A mime is also essential. He will always be based on Marcel Marceau and pretending to be stuck in a box.
As are fashion designers like Coco Chanel, Christian Dior, and Yves Saint-Laurent.
Whenever arthouse movies or independent movies are spoofed they are often French (spoofing Jean-Luc Godard, François Truffaut or any other “Nouvelle Vague” film). (See also: Le Film Artistique).
And if a French intellectual is depicted, he will always be a caricature of Jean-Paul Sartre and ponder over existential questions.
Frenchmen are often cast as cooks, onion sellers, proprietors of restaurants and/or cafés. They will enjoy eating baguettes, croissants, tarts, cheese, and drink wine. Sometimes they are also depicted as having an eccentric taste: eating snails (escargots) and frog legs. This is also why the French are often nicknamed “frogs” in the English language. See also French Cuisine Is Haughty. Examples of French cooks in fiction: Louis in The Little Mermaid and the cooks in Ratatouille.
Gay Paree: Paris equals France in popular culture, no other locations. On the same token the Eiffel Tower ”must” be present in the background, even if the action takes place in just a random French town. The monument will also be used for the big climax of the story. Another stock location in Paris is the Louvre, so that the characters can go and watch the Mona Lisa. You might get a reference to the Moulin Rouge, Sacré-Coeur, Montmartre, Champs Elysées, Arc de Triomphe, Pont Neuf, the Sorbonne, Place Concorde, Versailles, Place Vendôme, Père Lachaise and the Notre Dame in there too. Paris in general is a popular choice for travel stories set in Europe (which usually equals Paris in American and English popular culture) and romantic tales.
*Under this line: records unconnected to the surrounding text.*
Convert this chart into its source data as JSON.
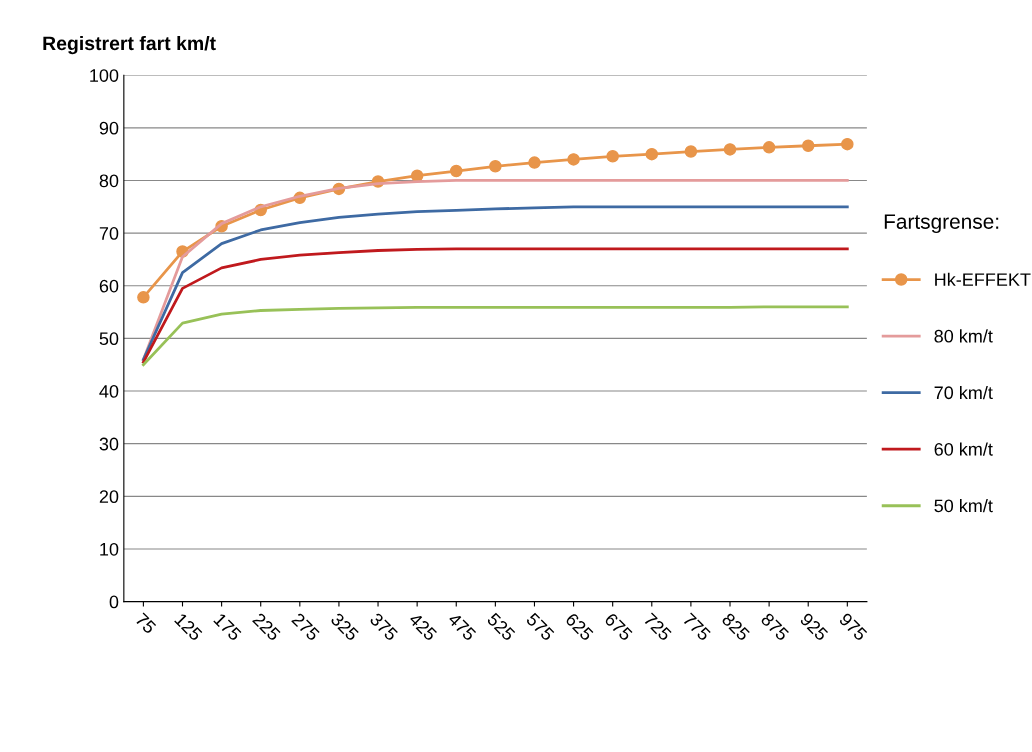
{
  "chart_data": {
    "type": "line",
    "ylabel": "Registrert fart km/t",
    "legend_title": "Fartsgrense:",
    "categories": [
      "75",
      "125",
      "175",
      "225",
      "275",
      "325",
      "375",
      "425",
      "475",
      "525",
      "575",
      "625",
      "675",
      "725",
      "775",
      "825",
      "875",
      "925",
      "975"
    ],
    "series": [
      {
        "name": "Hk-EFFEKT",
        "color": "#e8954a",
        "marker": "circle",
        "values": [
          57.8,
          66.5,
          71.3,
          74.4,
          76.7,
          78.4,
          79.8,
          80.9,
          81.8,
          82.7,
          83.4,
          84.0,
          84.6,
          85.0,
          85.5,
          85.9,
          86.3,
          86.6,
          86.9
        ]
      },
      {
        "name": "80 km/t",
        "color": "#e49b9b",
        "values": [
          46.0,
          65.5,
          71.8,
          75.0,
          77.0,
          78.5,
          79.4,
          79.8,
          80.0,
          80.0,
          80.0,
          80.0,
          80.0,
          80.0,
          80.0,
          80.0,
          80.0,
          80.0,
          80.0
        ]
      },
      {
        "name": "70 km/t",
        "color": "#3e6aa3",
        "values": [
          46.0,
          62.5,
          68.0,
          70.6,
          72.0,
          73.0,
          73.6,
          74.1,
          74.3,
          74.6,
          74.8,
          75.0,
          75.0,
          75.0,
          75.0,
          75.0,
          75.0,
          75.0,
          75.0
        ]
      },
      {
        "name": "60 km/t",
        "color": "#c0191d",
        "values": [
          45.5,
          59.5,
          63.4,
          65.0,
          65.8,
          66.3,
          66.7,
          66.9,
          67.0,
          67.0,
          67.0,
          67.0,
          67.0,
          67.0,
          67.0,
          67.0,
          67.0,
          67.0,
          67.0
        ]
      },
      {
        "name": "50 km/t",
        "color": "#98c158",
        "values": [
          45.0,
          52.9,
          54.6,
          55.3,
          55.5,
          55.7,
          55.8,
          55.9,
          55.9,
          55.9,
          55.9,
          55.9,
          55.9,
          55.9,
          55.9,
          55.9,
          56.0,
          56.0,
          56.0
        ]
      }
    ],
    "ylim": [
      0,
      100
    ],
    "yticks": [
      0,
      10,
      20,
      30,
      40,
      50,
      60,
      70,
      80,
      90,
      100
    ],
    "grid": "y",
    "legend": "right",
    "marker": "none",
    "line_style": "solid"
  }
}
If not one of those the city will be used for a historical story about The French Revolution, late 19th century Gay Paree (expect cameos of impressionist painters and the Moulin Rouge here) and/or during the Nazi occupation in World War II.
The rest of France will usually be the Provence, though Bretagne (to show some cliffs), Reims (for the cathedral), Bordeaux (for the wine), Bayeux (for the wall carpet), the Mont Saint Michel (to have a castle), Arles (because of Vincent van Gogh), Dijon (for the mustard), Cannes (for the Film Festival), Avignon (because of the song Sur Le Pont d’ Avignon), Roland Garros (for the tennis tournament), Rouen (made famous by Joan of Arc), Marseille and Nice could get a small reference if you’re lucky.
If the French play sport, it will be pétanque/jeux de boules or cycling in the Tour de France, which is the most famous European cycling contest world wide.
Since the sport got popular in the 2000s, French characters in (American) action movies are often depicted as Parkour professionals.
If a Frenchman sings, it’s always “Alouette”, “Frère Jacques”, or “La Marseillaise”. If he plays an instrument, it will be an accordion. When he listens to a French singer, it’s usually Édith Piaf."